Angela Eagle, putting the boot into an inept Chancellor
flanked by Jeremy Corbyn and Shadow Chancellor John McDonnell
That’s the kind of thing we want to hear from leading Labour voices: picking up on the ineptitude of the Tories and powerfully, effectively denouncing it. She was helped by the incompetence with which George Osborne handled his hopelessly constructed budget, but it still took talent to wield the hatchet as Eagle did.

Which brings me back to the problems of Cameron’s party. Because as well as Angela Eagle’s comments I was delighted to read this assault:

This is not the way to do government…

I believe [Cameron and Osborne] are losing sight of the direction of travel they should be going...


But these remarks weren’t made by anyone in the Labour Party. They came from a former leader of the Tory Party, Iain Duncan Smith, who dramatically resigned from his position as Secretary of State for Work and Pensions last week.

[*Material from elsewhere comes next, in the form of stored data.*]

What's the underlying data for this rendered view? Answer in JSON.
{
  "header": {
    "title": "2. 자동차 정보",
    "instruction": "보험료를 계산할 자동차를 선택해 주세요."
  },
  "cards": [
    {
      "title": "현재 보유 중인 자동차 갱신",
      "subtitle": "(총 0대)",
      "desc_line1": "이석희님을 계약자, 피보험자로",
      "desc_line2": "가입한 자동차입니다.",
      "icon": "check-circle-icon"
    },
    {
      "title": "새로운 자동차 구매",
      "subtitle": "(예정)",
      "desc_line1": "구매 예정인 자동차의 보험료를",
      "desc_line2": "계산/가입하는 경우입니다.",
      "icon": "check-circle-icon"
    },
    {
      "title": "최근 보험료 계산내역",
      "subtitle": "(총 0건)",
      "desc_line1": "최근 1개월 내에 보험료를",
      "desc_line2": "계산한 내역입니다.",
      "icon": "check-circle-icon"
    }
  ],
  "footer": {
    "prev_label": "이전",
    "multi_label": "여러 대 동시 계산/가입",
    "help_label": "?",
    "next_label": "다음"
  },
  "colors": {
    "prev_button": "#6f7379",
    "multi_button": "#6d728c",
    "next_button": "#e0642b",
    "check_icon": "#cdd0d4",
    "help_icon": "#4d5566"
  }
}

Now, he has an axe to grind. He’s opposed to Britain’s membership of the EU, and his fellow Tories at the top of the party are in favour. His resignation may have been in part to serve the Brexit cause. But it contributes to the sense of disarray in Tory ranks, and that will only increase as the EU referendum approaches. That’s a wedge that Labour should be striving to drive deeper.

Meanwhile, other fissures are also opening up among Tories. Today we learned of the views of a Tory former head teacher and a member of Leicestershire County Council, where he takes a leading role on children’s and family matters. Ivan Ould was reacting to the decision by the government to force all schools to take ‘Academy’ status and therefore leave the control of councils such as Leicestershire’s. He commented:

This seems to be throwing out good practice for the sake of dogma and risking the possibility that standards may fall. I do not believe a system driven by dogma will meet the needs of children.

He’s so right. It’s dogma that drives this government, and centralisation of power: there’s absolutely no need to drive all schools to become Academie – indeed, one of the Academy chains that Cameron identified as exemplary has been placed under investigation for financial irregularities.

It’s dogma, too, that drives the constant obsession with austerity, despite six years of evidence that isn’t delivering growth or even reducing debt.

Taken together, the kind of Opposition Angela Eagle has shown Labour can still produce, and the internal attacks that the likes of Duncan Smith and Ould are launching, suggest that we can after all really do something about this dogmatic, inept government. Which is failing to meet the needs not just of children, but those of all but a tiny minority of the nation.

So I’m doing nothing to restrain my Schadenfreude over the Tories’ woes.